Transwell invasion assay
Transwell inserts (sigma, China) that were pre-coated with Matrigel matrix (BD, USA) were put into 24-well plates. 200 µl of cells (1 × 10 5 cells/ml) suspended by FBS-free mediums were planted into the inserts, and 10% FBS-supplemented mediums were added into the plates. After 24 h of incubation at 37℃ in 5% CO2, the cells invaded to the plates were exposed to 4% paraformaldehyde for fixation for 30 min, followed by 0.1% crystal violet for staining for further 30 min. Cells still in the inserts were softly wiped off with a wet cotton swab. Five fields of the view were randomly selected using an inverted microscope, and then photographed for cell count.

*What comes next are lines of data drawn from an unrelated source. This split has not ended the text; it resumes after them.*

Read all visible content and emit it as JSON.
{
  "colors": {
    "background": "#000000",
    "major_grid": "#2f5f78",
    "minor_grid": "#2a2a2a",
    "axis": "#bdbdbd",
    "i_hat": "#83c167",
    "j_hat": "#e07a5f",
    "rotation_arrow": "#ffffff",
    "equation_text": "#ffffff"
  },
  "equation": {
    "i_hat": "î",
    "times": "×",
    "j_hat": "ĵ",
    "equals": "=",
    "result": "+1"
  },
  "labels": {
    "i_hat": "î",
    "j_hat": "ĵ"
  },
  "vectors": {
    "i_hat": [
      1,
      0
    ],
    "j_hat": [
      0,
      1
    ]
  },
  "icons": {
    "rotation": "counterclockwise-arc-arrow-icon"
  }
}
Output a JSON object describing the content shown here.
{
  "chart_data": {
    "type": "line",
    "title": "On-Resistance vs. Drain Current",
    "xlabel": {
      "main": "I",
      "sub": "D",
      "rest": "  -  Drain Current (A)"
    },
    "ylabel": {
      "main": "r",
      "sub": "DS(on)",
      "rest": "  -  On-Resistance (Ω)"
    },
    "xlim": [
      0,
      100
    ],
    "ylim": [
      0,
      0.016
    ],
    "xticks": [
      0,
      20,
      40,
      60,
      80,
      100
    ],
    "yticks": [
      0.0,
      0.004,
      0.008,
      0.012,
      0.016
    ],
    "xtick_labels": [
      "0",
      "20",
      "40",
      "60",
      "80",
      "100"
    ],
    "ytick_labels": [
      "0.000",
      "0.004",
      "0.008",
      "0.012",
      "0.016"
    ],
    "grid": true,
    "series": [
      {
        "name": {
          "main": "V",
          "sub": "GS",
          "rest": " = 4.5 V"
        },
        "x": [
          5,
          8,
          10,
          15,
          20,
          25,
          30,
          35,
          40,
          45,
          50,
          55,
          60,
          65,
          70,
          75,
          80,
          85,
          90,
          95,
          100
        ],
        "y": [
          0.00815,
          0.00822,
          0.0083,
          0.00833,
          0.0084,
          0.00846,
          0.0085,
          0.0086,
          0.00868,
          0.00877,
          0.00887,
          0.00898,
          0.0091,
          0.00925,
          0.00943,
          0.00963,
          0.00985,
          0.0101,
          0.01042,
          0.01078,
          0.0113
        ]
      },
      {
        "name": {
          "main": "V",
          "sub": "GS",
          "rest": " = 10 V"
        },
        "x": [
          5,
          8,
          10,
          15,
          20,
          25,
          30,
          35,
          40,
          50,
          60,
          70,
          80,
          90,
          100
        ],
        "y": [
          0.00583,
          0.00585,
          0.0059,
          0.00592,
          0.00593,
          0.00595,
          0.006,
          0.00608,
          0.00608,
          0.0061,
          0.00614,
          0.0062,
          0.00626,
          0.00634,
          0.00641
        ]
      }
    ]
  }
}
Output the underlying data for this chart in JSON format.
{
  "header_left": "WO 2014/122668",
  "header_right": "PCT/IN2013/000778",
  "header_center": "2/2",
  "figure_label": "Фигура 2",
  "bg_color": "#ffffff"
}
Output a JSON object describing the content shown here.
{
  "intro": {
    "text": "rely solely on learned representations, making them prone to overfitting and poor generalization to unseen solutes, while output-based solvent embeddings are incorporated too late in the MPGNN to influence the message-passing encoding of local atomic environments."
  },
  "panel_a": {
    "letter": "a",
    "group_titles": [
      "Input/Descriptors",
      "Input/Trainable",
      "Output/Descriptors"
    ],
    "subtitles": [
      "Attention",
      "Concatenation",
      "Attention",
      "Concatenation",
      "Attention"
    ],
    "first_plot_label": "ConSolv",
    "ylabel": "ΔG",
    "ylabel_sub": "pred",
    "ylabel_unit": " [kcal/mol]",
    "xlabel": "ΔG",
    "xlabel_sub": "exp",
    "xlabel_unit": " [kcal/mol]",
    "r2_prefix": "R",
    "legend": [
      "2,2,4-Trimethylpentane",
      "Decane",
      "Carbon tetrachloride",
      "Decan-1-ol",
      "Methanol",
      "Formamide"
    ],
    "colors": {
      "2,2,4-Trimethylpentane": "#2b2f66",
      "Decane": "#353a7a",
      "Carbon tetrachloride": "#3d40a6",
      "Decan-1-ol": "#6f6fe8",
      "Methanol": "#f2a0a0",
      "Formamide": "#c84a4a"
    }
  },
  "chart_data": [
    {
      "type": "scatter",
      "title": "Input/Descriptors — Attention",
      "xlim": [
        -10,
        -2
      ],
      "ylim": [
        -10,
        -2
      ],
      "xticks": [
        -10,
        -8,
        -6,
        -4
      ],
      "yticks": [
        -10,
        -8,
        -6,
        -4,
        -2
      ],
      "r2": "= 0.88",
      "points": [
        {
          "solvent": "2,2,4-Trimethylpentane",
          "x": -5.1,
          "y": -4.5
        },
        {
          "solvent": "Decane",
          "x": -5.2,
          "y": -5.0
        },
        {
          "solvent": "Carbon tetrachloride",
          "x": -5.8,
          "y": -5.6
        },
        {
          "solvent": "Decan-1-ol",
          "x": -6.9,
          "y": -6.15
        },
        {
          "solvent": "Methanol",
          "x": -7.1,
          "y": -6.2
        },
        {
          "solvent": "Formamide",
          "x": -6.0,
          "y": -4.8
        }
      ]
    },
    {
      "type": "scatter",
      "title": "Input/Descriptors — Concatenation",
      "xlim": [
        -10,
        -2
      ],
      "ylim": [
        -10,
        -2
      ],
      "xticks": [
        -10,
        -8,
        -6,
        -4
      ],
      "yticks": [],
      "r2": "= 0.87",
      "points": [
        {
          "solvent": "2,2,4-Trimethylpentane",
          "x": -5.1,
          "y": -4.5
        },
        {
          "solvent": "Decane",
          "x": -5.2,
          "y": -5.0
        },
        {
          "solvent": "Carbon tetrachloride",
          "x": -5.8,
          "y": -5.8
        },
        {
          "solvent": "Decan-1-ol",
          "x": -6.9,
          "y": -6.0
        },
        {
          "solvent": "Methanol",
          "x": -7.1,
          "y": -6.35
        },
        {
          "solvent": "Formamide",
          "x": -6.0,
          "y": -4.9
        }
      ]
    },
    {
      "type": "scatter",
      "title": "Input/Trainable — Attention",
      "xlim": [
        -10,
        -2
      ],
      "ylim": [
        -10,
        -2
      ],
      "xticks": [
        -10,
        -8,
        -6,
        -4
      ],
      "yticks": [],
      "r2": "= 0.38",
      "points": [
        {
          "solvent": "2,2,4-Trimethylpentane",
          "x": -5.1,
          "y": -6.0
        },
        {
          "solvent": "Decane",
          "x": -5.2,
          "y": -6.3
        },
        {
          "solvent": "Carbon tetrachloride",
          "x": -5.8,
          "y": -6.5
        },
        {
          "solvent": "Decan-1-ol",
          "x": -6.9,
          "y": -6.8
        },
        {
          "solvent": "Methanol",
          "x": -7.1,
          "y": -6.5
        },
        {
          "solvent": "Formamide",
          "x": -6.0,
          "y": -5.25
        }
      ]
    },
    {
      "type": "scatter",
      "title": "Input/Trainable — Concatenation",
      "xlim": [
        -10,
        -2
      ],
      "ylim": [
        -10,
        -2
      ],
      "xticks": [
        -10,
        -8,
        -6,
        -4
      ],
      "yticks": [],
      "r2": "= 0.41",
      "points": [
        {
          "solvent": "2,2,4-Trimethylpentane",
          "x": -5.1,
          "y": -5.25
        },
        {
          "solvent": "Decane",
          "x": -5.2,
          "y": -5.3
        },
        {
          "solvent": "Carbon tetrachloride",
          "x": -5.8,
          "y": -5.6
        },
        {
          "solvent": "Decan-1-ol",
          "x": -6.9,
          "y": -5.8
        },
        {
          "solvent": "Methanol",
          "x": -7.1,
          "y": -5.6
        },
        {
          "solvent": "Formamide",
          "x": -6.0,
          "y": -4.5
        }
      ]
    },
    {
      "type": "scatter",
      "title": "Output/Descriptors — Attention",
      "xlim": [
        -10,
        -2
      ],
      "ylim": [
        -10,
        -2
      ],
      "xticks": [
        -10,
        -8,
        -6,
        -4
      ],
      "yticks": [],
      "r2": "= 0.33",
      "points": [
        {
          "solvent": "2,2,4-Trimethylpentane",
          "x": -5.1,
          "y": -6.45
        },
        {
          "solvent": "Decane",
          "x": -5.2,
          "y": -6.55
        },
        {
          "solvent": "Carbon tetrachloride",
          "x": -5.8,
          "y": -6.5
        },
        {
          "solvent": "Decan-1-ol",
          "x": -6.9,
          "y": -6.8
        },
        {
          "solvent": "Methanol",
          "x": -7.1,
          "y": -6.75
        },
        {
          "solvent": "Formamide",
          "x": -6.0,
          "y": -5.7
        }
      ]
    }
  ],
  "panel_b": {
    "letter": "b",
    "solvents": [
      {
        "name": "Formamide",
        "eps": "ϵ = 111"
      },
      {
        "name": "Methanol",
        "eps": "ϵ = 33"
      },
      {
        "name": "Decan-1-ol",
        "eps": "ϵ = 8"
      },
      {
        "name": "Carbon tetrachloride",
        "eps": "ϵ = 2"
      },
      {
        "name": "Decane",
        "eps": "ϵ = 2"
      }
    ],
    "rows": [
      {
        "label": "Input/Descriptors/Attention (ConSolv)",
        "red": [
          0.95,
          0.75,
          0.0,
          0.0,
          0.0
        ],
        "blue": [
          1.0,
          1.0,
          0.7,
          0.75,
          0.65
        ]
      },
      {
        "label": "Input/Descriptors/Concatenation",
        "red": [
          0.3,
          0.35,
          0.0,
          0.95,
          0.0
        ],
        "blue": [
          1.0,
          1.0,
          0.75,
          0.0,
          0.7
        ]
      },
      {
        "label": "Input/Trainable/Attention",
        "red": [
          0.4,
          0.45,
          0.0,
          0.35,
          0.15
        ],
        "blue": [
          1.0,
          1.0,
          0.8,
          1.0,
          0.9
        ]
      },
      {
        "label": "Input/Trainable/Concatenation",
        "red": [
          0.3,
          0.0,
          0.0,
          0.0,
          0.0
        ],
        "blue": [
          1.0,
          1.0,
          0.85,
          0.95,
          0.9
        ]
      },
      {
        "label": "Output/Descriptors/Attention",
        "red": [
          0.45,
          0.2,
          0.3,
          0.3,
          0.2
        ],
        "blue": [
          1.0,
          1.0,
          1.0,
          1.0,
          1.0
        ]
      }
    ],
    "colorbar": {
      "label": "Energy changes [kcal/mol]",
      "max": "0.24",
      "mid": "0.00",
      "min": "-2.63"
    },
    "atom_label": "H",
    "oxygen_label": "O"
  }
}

Chromatin immunoprecipitation (ChIP)-PCR
The EZ-Magna ChIP assay kit (Millipore) was used for ChIP assay. The specific procedures were as below: 1% formaldehyde solution was used to induce the cross-linking of cells and 140 mM glycine was added for the reaction termination. After the cells were lysed, the nucleoprotein complexes were sheared to the 200–500 bp, and then the obtained DNA fragments were incubated with the antibody for immunoprecipitation overnight at 4℃. Then the samples were washed with 1 × low salt buffer, 1 × high salt buffer, 1 × LiCl buffer and 2 × TE buffer, and sequentially eluted with 200 µl of elution buffer at 37℃ for 15 min. Thereafter, the samples were incubated with 5M NaCl for the reversal of cross-linking overnight at 65℃, and then treated with RNase and protease K. qRT-PCR was performed for identifying the combination of CTCFL and the DPPA2 promoter region.
Statistical analysis
All data were analyzed under the GraphPad Prism 7.0 software (GraphPad Software, Inc., La Jolla, CA). Measurement data were presented as mean ± standard deviation. Comparisons between two groups and among multiple groups were analyzed by Student’s t test and one-way analysis of variance, respectively. Each result was representative of at least three independent experiments. P < 0.05 was set to be a threshold for statistical significance.